Going to the computer lab
On Geriatric Millennials, the era of fast ocean liners, and how temporary scarcity shaped college
According to the Census Bureau, the median American was born around 1982. This means that anyone older than a "Geriatric Millennial" is now in the upper half of the age distribution. (Sympathies to Generation X.) With that realization occasionally comes the knowledge that one's lived experience is now history.
■ Among the most obvious of social changes from one generation to the next is the extent of consumer technology. Those who attended high school or college in the late 1980s, the 1990s, or the early 2000s didn't realize it at the time, but they occupied a brief and unique window of history when "media" wasn't social, but technology itself was.
■ Thanks to the overwhelming utility of Internet and database connections and to the obvious advantages of word processors and spreadsheets over typewriters and paper notepads, people of that early-computer generation had tremendous incentives to become early adopters of personal computers. But even the slow, under-powered desktops of those days were expensive. After tuition, room and board, and book fees, there wasn't always enough left over in the student budget for a modern computer.
■ And thus the campus computer lab emerged. Colleges (and some well-funded high schools) invested in hardware, installed the machines in centralized locations, and provided (usually) supervised sites for work. At the time, going to the computer lab was often a social occasion just as much as an academic one. It was, in its way, an early edition of the "co-work space". Everyone might have been working on something different from everyone else, but gathering around the technology was defined nearly as much by the gathering as by the devices.
■ The experience was, to a degree, an extension of (and an overlap with) the era of scheduling the use of a school's mainframe.
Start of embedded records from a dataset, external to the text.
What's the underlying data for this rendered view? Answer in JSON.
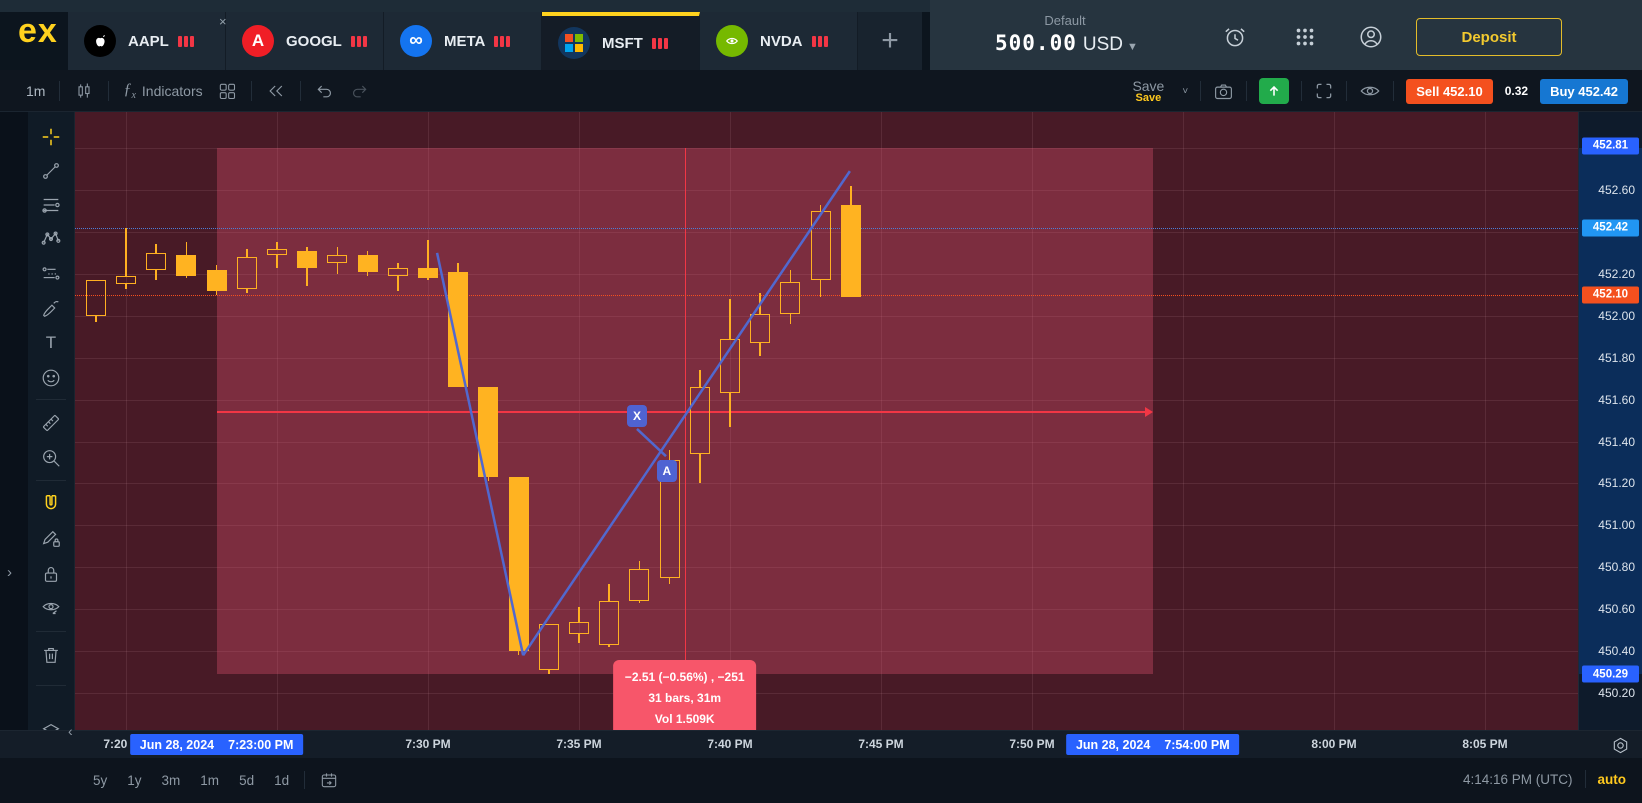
{
  "brand": {
    "logo": "ex"
  },
  "topbar": {
    "close_x": "×",
    "tabs": [
      {
        "label": "AAPL",
        "icon": "apple-icon",
        "active": false
      },
      {
        "label": "GOOGL",
        "icon": "alphabet-icon",
        "active": false
      },
      {
        "label": "META",
        "icon": "meta-icon",
        "active": false
      },
      {
        "label": "MSFT",
        "icon": "microsoft-icon",
        "active": true
      },
      {
        "label": "NVDA",
        "icon": "nvidia-icon",
        "active": false
      }
    ],
    "add_tab": "+",
    "account": {
      "type_label": "Default",
      "balance": "500.00",
      "currency": "USD"
    },
    "icons": [
      "alarm-clock-icon",
      "apps-grid-icon",
      "account-icon"
    ],
    "deposit_label": "Deposit"
  },
  "toolbar": {
    "timeframe": "1m",
    "fx": "ƒ",
    "fx_sub": "x",
    "indicators_label": "Indicators",
    "save_label": "Save",
    "save_tooltip": "Save",
    "sell_text": "Sell 452.10",
    "spread": "0.32",
    "buy_text": "Buy 452.42"
  },
  "sidebar": {
    "tools": [
      "crosshair",
      "trend-line",
      "fib-retracement",
      "xabcd-pattern",
      "long-position",
      "brush",
      "text",
      "emoji",
      "ruler",
      "zoom-in",
      "magnet",
      "draw-lock",
      "lock-all",
      "hide-drawings",
      "remove-drawings",
      "object-tree"
    ],
    "active_tools": [
      "crosshair",
      "magnet"
    ]
  },
  "chart_data": {
    "type": "candlestick",
    "symbol": "MSFT",
    "interval": "1m",
    "date": "Jun 28, 2024",
    "ylim": [
      450.2,
      452.8
    ],
    "y_step": 0.2,
    "grid": true,
    "bid": 452.1,
    "ask": 452.42,
    "range_high": 452.81,
    "range_low": 450.29,
    "candles": [
      {
        "t": "7:19 PM",
        "m": -1,
        "o": 452.0,
        "h": 452.17,
        "l": 451.97,
        "c": 452.17,
        "d": "up"
      },
      {
        "t": "7:20 PM",
        "m": 0,
        "o": 452.15,
        "h": 452.42,
        "l": 452.13,
        "c": 452.19,
        "d": "up"
      },
      {
        "t": "7:21 PM",
        "m": 1,
        "o": 452.22,
        "h": 452.34,
        "l": 452.17,
        "c": 452.3,
        "d": "up"
      },
      {
        "t": "7:22 PM",
        "m": 2,
        "o": 452.29,
        "h": 452.35,
        "l": 452.18,
        "c": 452.19,
        "d": "down"
      },
      {
        "t": "7:23 PM",
        "m": 3,
        "o": 452.22,
        "h": 452.24,
        "l": 452.1,
        "c": 452.12,
        "d": "down"
      },
      {
        "t": "7:24 PM",
        "m": 4,
        "o": 452.13,
        "h": 452.32,
        "l": 452.11,
        "c": 452.28,
        "d": "up"
      },
      {
        "t": "7:25 PM",
        "m": 5,
        "o": 452.29,
        "h": 452.35,
        "l": 452.23,
        "c": 452.32,
        "d": "up"
      },
      {
        "t": "7:26 PM",
        "m": 6,
        "o": 452.31,
        "h": 452.33,
        "l": 452.14,
        "c": 452.23,
        "d": "down"
      },
      {
        "t": "7:27 PM",
        "m": 7,
        "o": 452.25,
        "h": 452.33,
        "l": 452.2,
        "c": 452.29,
        "d": "up"
      },
      {
        "t": "7:28 PM",
        "m": 8,
        "o": 452.29,
        "h": 452.31,
        "l": 452.19,
        "c": 452.21,
        "d": "down"
      },
      {
        "t": "7:29 PM",
        "m": 9,
        "o": 452.19,
        "h": 452.25,
        "l": 452.12,
        "c": 452.23,
        "d": "up"
      },
      {
        "t": "7:30 PM",
        "m": 10,
        "o": 452.23,
        "h": 452.36,
        "l": 452.17,
        "c": 452.18,
        "d": "down"
      },
      {
        "t": "7:31 PM",
        "m": 11,
        "o": 452.21,
        "h": 452.25,
        "l": 451.66,
        "c": 451.66,
        "d": "down"
      },
      {
        "t": "7:32 PM",
        "m": 12,
        "o": 451.66,
        "h": 451.66,
        "l": 451.21,
        "c": 451.23,
        "d": "down"
      },
      {
        "t": "7:33 PM",
        "m": 13,
        "o": 451.23,
        "h": 451.23,
        "l": 450.38,
        "c": 450.4,
        "d": "down"
      },
      {
        "t": "7:34 PM",
        "m": 14,
        "o": 450.31,
        "h": 450.53,
        "l": 450.29,
        "c": 450.53,
        "d": "up"
      },
      {
        "t": "7:35 PM",
        "m": 15,
        "o": 450.48,
        "h": 450.61,
        "l": 450.44,
        "c": 450.54,
        "d": "up"
      },
      {
        "t": "7:36 PM",
        "m": 16,
        "o": 450.43,
        "h": 450.72,
        "l": 450.42,
        "c": 450.64,
        "d": "up"
      },
      {
        "t": "7:37 PM",
        "m": 17,
        "o": 450.64,
        "h": 450.83,
        "l": 450.63,
        "c": 450.79,
        "d": "up"
      },
      {
        "t": "7:38 PM",
        "m": 18,
        "o": 450.75,
        "h": 451.36,
        "l": 450.72,
        "c": 451.31,
        "d": "up"
      },
      {
        "t": "7:39 PM",
        "m": 19,
        "o": 451.34,
        "h": 451.74,
        "l": 451.2,
        "c": 451.66,
        "d": "up"
      },
      {
        "t": "7:40 PM",
        "m": 20,
        "o": 451.63,
        "h": 452.08,
        "l": 451.47,
        "c": 451.89,
        "d": "up"
      },
      {
        "t": "7:41 PM",
        "m": 21,
        "o": 451.87,
        "h": 452.11,
        "l": 451.81,
        "c": 452.01,
        "d": "up"
      },
      {
        "t": "7:42 PM",
        "m": 22,
        "o": 452.01,
        "h": 452.22,
        "l": 451.96,
        "c": 452.16,
        "d": "up"
      },
      {
        "t": "7:43 PM",
        "m": 23,
        "o": 452.17,
        "h": 452.53,
        "l": 452.09,
        "c": 452.5,
        "d": "up"
      },
      {
        "t": "7:44 PM",
        "m": 24,
        "o": 452.53,
        "h": 452.62,
        "l": 452.09,
        "c": 452.09,
        "d": "down"
      }
    ],
    "measure": {
      "from_time": "7:23:00 PM",
      "to_time": "7:54:00 PM",
      "from_m": 3,
      "to_m": 34,
      "price_high": 452.8,
      "price_low": 450.29,
      "change": -2.51,
      "change_pct": -0.56,
      "change_ticks": -251,
      "bars": 31,
      "duration": "31m",
      "volume": "1.509K",
      "line1": "−2.51 (−0.56%) , −251",
      "line2": "31 bars, 31m",
      "line3": "Vol 1.509K"
    },
    "trend_lines": [
      {
        "from": {
          "m": 10.3,
          "p": 452.3
        },
        "to": {
          "m": 13.15,
          "p": 450.38
        }
      },
      {
        "from": {
          "m": 13.15,
          "p": 450.38
        },
        "to": {
          "m": 23.97,
          "p": 452.69
        }
      },
      {
        "from": {
          "m": 16.92,
          "p": 451.46
        },
        "to": {
          "m": 17.88,
          "p": 451.33
        }
      }
    ],
    "point_labels": [
      {
        "text": "X",
        "m": 16.92,
        "p": 451.52
      },
      {
        "text": "A",
        "m": 17.91,
        "p": 451.26
      }
    ]
  },
  "price_axis": {
    "ticks": [
      {
        "label": "452.81",
        "price": 452.81,
        "kind": "range-high-badge"
      },
      {
        "label": "452.60",
        "price": 452.6,
        "kind": "tick"
      },
      {
        "label": "452.42",
        "price": 452.42,
        "kind": "ask-badge"
      },
      {
        "label": "452.20",
        "price": 452.2,
        "kind": "tick"
      },
      {
        "label": "452.10",
        "price": 452.1,
        "kind": "bid-badge"
      },
      {
        "label": "452.00",
        "price": 452.0,
        "kind": "tick"
      },
      {
        "label": "451.80",
        "price": 451.8,
        "kind": "tick"
      },
      {
        "label": "451.60",
        "price": 451.6,
        "kind": "tick"
      },
      {
        "label": "451.40",
        "price": 451.4,
        "kind": "tick"
      },
      {
        "label": "451.20",
        "price": 451.2,
        "kind": "tick"
      },
      {
        "label": "451.00",
        "price": 451.0,
        "kind": "tick"
      },
      {
        "label": "450.80",
        "price": 450.8,
        "kind": "tick"
      },
      {
        "label": "450.60",
        "price": 450.6,
        "kind": "tick"
      },
      {
        "label": "450.40",
        "price": 450.4,
        "kind": "tick"
      },
      {
        "label": "450.29",
        "price": 450.29,
        "kind": "range-low-badge"
      },
      {
        "label": "450.20",
        "price": 450.2,
        "kind": "tick"
      }
    ]
  },
  "time_axis": {
    "labels": [
      {
        "label": "7:20 PM",
        "m": 0
      },
      {
        "label": "7:30 PM",
        "m": 10
      },
      {
        "label": "7:35 PM",
        "m": 15
      },
      {
        "label": "7:40 PM",
        "m": 20
      },
      {
        "label": "7:45 PM",
        "m": 25
      },
      {
        "label": "7:50 PM",
        "m": 30
      },
      {
        "label": "8:00 PM",
        "m": 40
      },
      {
        "label": "8:05 PM",
        "m": 45
      }
    ],
    "badges": [
      {
        "date": "Jun 28, 2024",
        "time": "7:23:00 PM",
        "m": 3
      },
      {
        "date": "Jun 28, 2024",
        "time": "7:54:00 PM",
        "m": 34
      }
    ]
  },
  "bottombar": {
    "ranges": [
      "5y",
      "1y",
      "3m",
      "1m",
      "5d",
      "1d"
    ],
    "clock": "4:14:16 PM (UTC)",
    "mode": "auto"
  },
  "colors": {
    "accent_yellow": "#ffd21e",
    "candle": "#ffb021",
    "sell_red": "#f4501e",
    "buy_blue": "#1677d2",
    "range_badge_blue": "#2962ff",
    "ask_badge_blue": "#2196f3",
    "measure_red": "#f23645",
    "tooltip_pink": "#f7566a",
    "trend_blue": "#5168cf",
    "chart_bg": "#481a26"
  }
}
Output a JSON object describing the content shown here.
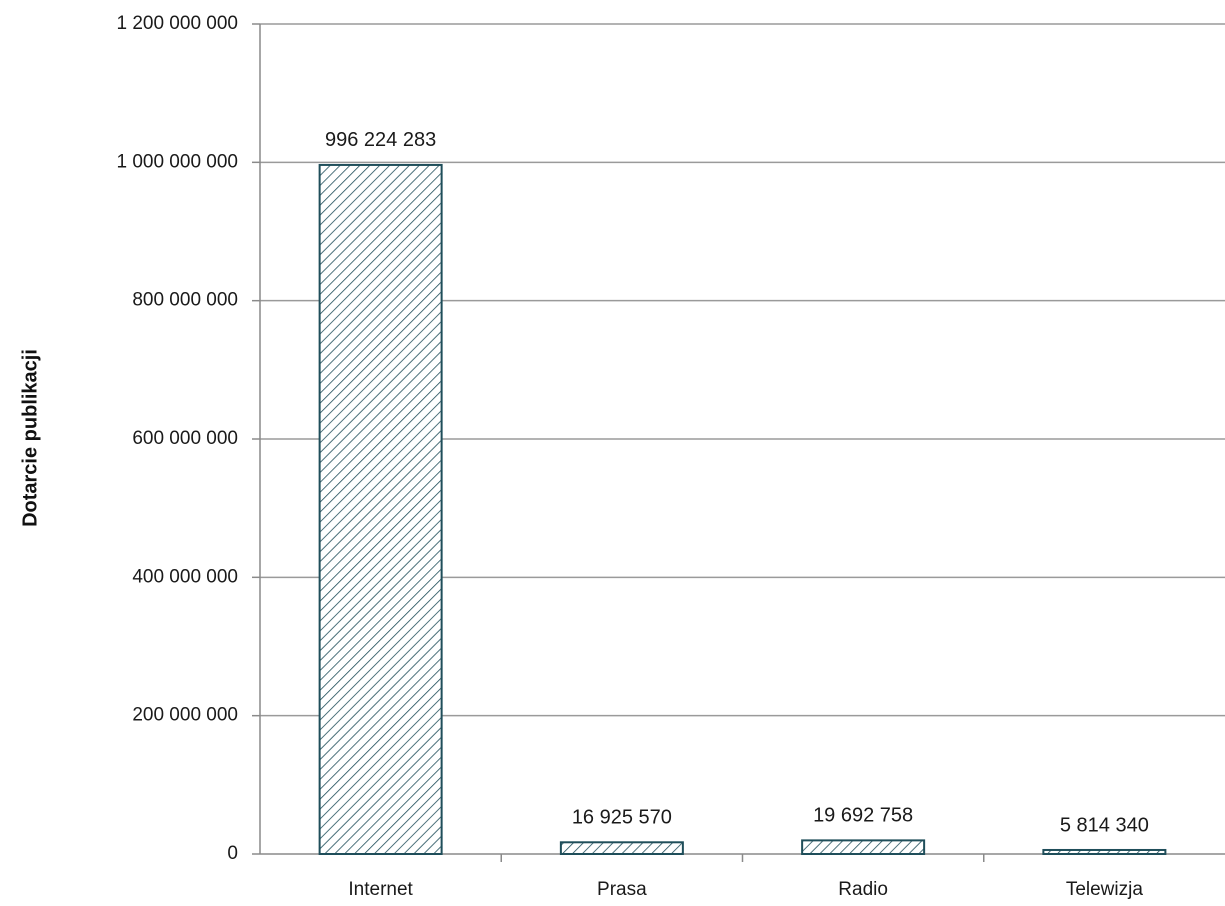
{
  "chart_data": {
    "type": "bar",
    "title": "",
    "xlabel": "",
    "ylabel": "Dotarcie publikacji",
    "categories": [
      "Internet",
      "Prasa",
      "Radio",
      "Telewizja"
    ],
    "values": [
      996224283,
      16925570,
      19692758,
      5814340
    ],
    "data_labels": [
      "996 224 283",
      "16 925 570",
      "19 692 758",
      "5 814 340"
    ],
    "ylim": [
      0,
      1200000000
    ],
    "yticks": [
      0,
      200000000,
      400000000,
      600000000,
      800000000,
      1000000000,
      1200000000
    ],
    "ytick_labels": [
      "0",
      "200 000 000",
      "400 000 000",
      "600 000 000",
      "800 000 000",
      "1 000 000 000",
      "1 200 000 000"
    ],
    "grid": true,
    "legend": "none",
    "bar_fill": "hatched",
    "colors": {
      "bar_edge": "#1f4e5a",
      "hatch": "#1f4e5a",
      "grid": "#9a9a9a",
      "axis": "#8a8a8a"
    }
  }
}
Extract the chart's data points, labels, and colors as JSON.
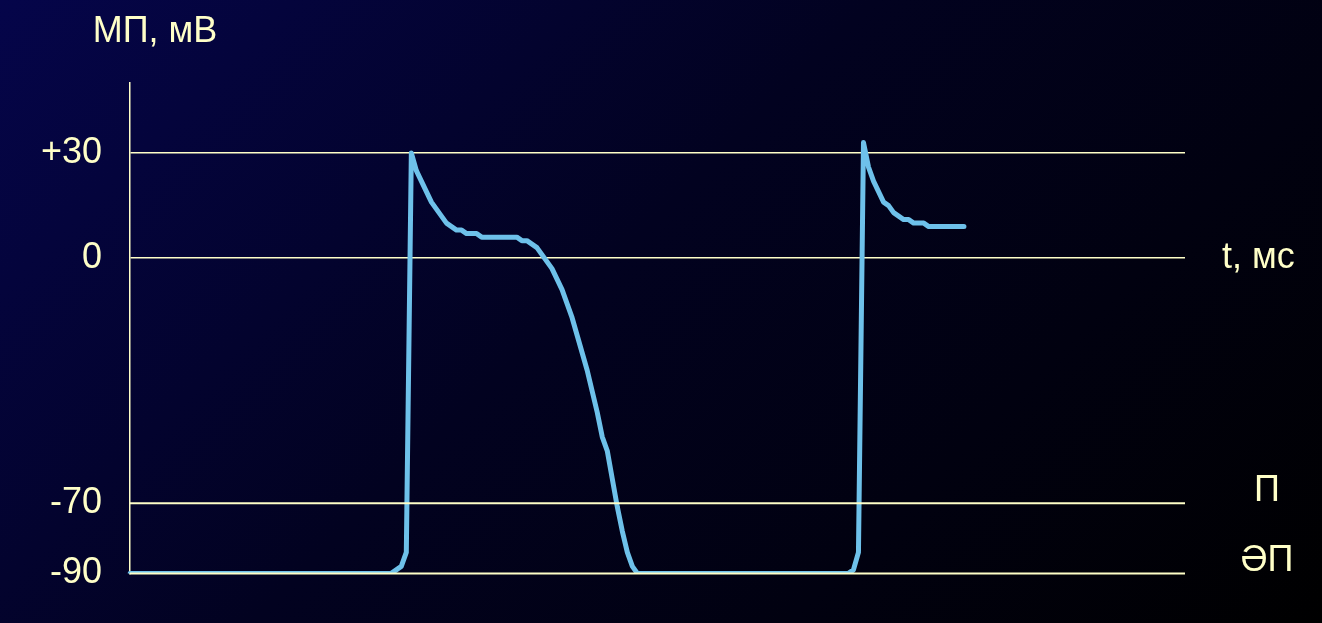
{
  "chart_data": {
    "type": "line",
    "xlabel": "t, мс",
    "ylabel": "МП, мВ",
    "categories": [
      null,
      null,
      null,
      null,
      null,
      null,
      null,
      null,
      null,
      null,
      null,
      null,
      null,
      null,
      null,
      null,
      null,
      null,
      null,
      null,
      null,
      null,
      null,
      null,
      null,
      null,
      null,
      null,
      null,
      null,
      null,
      null,
      null,
      null,
      null,
      null,
      null,
      null,
      null,
      null,
      null,
      null,
      null,
      null,
      null,
      null,
      null,
      null,
      null,
      null,
      null,
      null,
      null,
      null,
      null,
      null,
      null,
      null,
      null,
      null,
      null,
      null,
      null,
      null,
      null,
      null,
      null,
      null,
      null,
      null,
      null,
      null,
      null,
      null,
      null,
      null,
      null,
      null,
      null,
      null,
      null,
      null,
      null,
      null,
      null,
      null,
      null,
      null,
      null,
      null,
      null,
      null,
      null,
      null,
      null,
      null,
      null,
      null,
      null,
      null,
      null,
      null,
      null,
      null,
      null,
      null,
      null,
      null,
      null,
      null,
      null,
      null,
      null,
      null,
      null,
      null,
      null,
      null,
      null,
      null,
      null,
      null,
      null,
      null,
      null,
      null,
      null,
      null,
      null,
      null,
      null,
      null,
      null,
      null,
      null,
      null,
      null,
      null,
      null,
      null,
      null,
      null,
      null,
      null,
      null,
      null,
      null,
      null,
      null,
      null,
      null,
      null,
      null,
      null,
      null,
      null,
      null,
      null,
      null,
      null,
      null,
      null,
      null,
      null,
      null,
      null,
      null,
      null,
      null,
      null,
      null,
      null,
      null,
      null,
      null,
      null,
      null,
      null,
      null,
      null,
      null,
      null,
      null,
      null,
      null,
      null,
      null,
      null,
      null,
      null,
      null,
      null,
      null,
      null,
      null,
      null,
      null,
      null,
      null,
      null,
      null,
      null,
      null,
      null,
      null,
      null,
      null,
      null,
      null,
      null,
      null
    ],
    "series": [
      {
        "color": "#6ec1ea",
        "values": [
          -90,
          -90,
          -90,
          -90,
          -90,
          -90,
          -90,
          -90,
          -90,
          -90,
          -90,
          -90,
          -90,
          -90,
          -90,
          -90,
          -90,
          -90,
          -90,
          -90,
          -90,
          -90,
          -90,
          -90,
          -90,
          -90,
          -90,
          -90,
          -90,
          -90,
          -90,
          -90,
          -90,
          -90,
          -90,
          -90,
          -90,
          -90,
          -90,
          -90,
          -90,
          -90,
          -90,
          -90,
          -90,
          -90,
          -90,
          -90,
          -90,
          -90,
          -90,
          -90,
          -90,
          -89,
          -88,
          -84,
          30,
          25,
          22,
          19,
          16,
          14,
          12,
          10,
          9,
          8,
          8,
          7,
          7,
          7,
          6,
          6,
          6,
          6,
          6,
          6,
          6,
          6,
          5,
          5,
          4,
          3,
          1,
          -1,
          -3,
          -6,
          -9,
          -13,
          -17,
          -22,
          -27,
          -32,
          -38,
          -44,
          -51,
          -55,
          -63,
          -71,
          -78,
          -84,
          -88,
          -90,
          -90,
          -90,
          -90,
          -90,
          -90,
          -90,
          -90,
          -90,
          -90,
          -90,
          -90,
          -90,
          -90,
          -90,
          -90,
          -90,
          -90,
          -90,
          -90,
          -90,
          -90,
          -90,
          -90,
          -90,
          -90,
          -90,
          -90,
          -90,
          -90,
          -90,
          -90,
          -90,
          -90,
          -90,
          -90,
          -90,
          -90,
          -90,
          -90,
          -90,
          -90,
          -90,
          -89,
          -84,
          33,
          26,
          22,
          19,
          16,
          15,
          13,
          12,
          11,
          11,
          10,
          10,
          10,
          9,
          9,
          9,
          9,
          9,
          9,
          9,
          9,
          null,
          null,
          null,
          null,
          null,
          null,
          null,
          null,
          null,
          null,
          null,
          null,
          null,
          null,
          null,
          null,
          null,
          null,
          null,
          null,
          null,
          null,
          null,
          null,
          null,
          null,
          null,
          null,
          null,
          null,
          null,
          null,
          null,
          null,
          null,
          null,
          null,
          null,
          null,
          null,
          null,
          null,
          null,
          null
        ]
      }
    ],
    "ylim": [
      -90,
      50
    ],
    "yticks": [
      {
        "value": 30,
        "label": "+30"
      },
      0,
      -70,
      -90
    ],
    "ref_lines": [
      {
        "axis": "y",
        "value": -70,
        "label": "П"
      },
      {
        "axis": "y",
        "value": -90,
        "label": "ӘП"
      }
    ],
    "grid": "y",
    "legend": false,
    "tick_labels": "y",
    "marker": "none",
    "line_style": "solid"
  }
}
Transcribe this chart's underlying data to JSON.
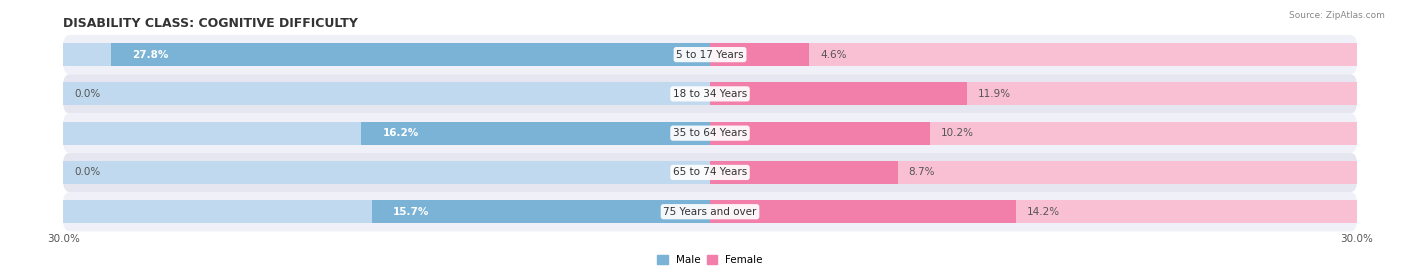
{
  "title": "DISABILITY CLASS: COGNITIVE DIFFICULTY",
  "source": "Source: ZipAtlas.com",
  "categories": [
    "5 to 17 Years",
    "18 to 34 Years",
    "35 to 64 Years",
    "65 to 74 Years",
    "75 Years and over"
  ],
  "male_values": [
    27.8,
    0.0,
    16.2,
    0.0,
    15.7
  ],
  "female_values": [
    4.6,
    11.9,
    10.2,
    8.7,
    14.2
  ],
  "x_max": 30.0,
  "male_color": "#7ab3d6",
  "female_color": "#f27faa",
  "male_color_light": "#c0d9ee",
  "female_color_light": "#f9c0d4",
  "bar_height": 0.58,
  "title_fontsize": 9,
  "label_fontsize": 7.5,
  "tick_fontsize": 7.5,
  "row_bg_even": "#f0f0f8",
  "row_bg_odd": "#e6e6f0",
  "text_color_white": "#ffffff",
  "text_color_dark": "#555555",
  "center_label_bg": "#ffffff"
}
That experience, though, tended to belong more to people in the STEM fields (before they were called that). The computer lab experience of the nascent Internet era was much more democratic: Everyone on campus had papers to write.
■ Computer labs may still exist, but the social aspect of making a pilgrimage to go to the technology is fading fast. The Northern Iowan, the student newspaper of the University of Northern Iowa, reports that on-campus computer labs are languishing because so many students now depend upon laptops and wireless network connections to get things done. The labs still exist, but increasingly their remit is to provide equity of access to students who don't have their own devices, or whose devices lack the expensive software needed to accomplish particular tasks.
■ Is something lost along the way? Yes and no. Generations of people attended higher education before computers became widespread, and they undoubtedly left feeling fulfilled. The computer lab experience was a consequence of scarcity, and that scarcity belongs more and more to historical memory as Moore's Law continues its march. But those who lived through it should know that what they experienced, much like trans-Atlantic crossings via fast ocean liners, airships, or the Concorde, was a rare moment in history.
■ It's rarely obvious at the time, but those moments belong to a different class than most histories. They often seem too unremarkable to record at the time, and often the only things left behind are tangential artifacts. They aren't worth resurrecting for their own sakes, but they are often worth documenting for the historical record and observing for what they might have to say about adaptation to change. Something, sometime, will become the new "going to the computer lab".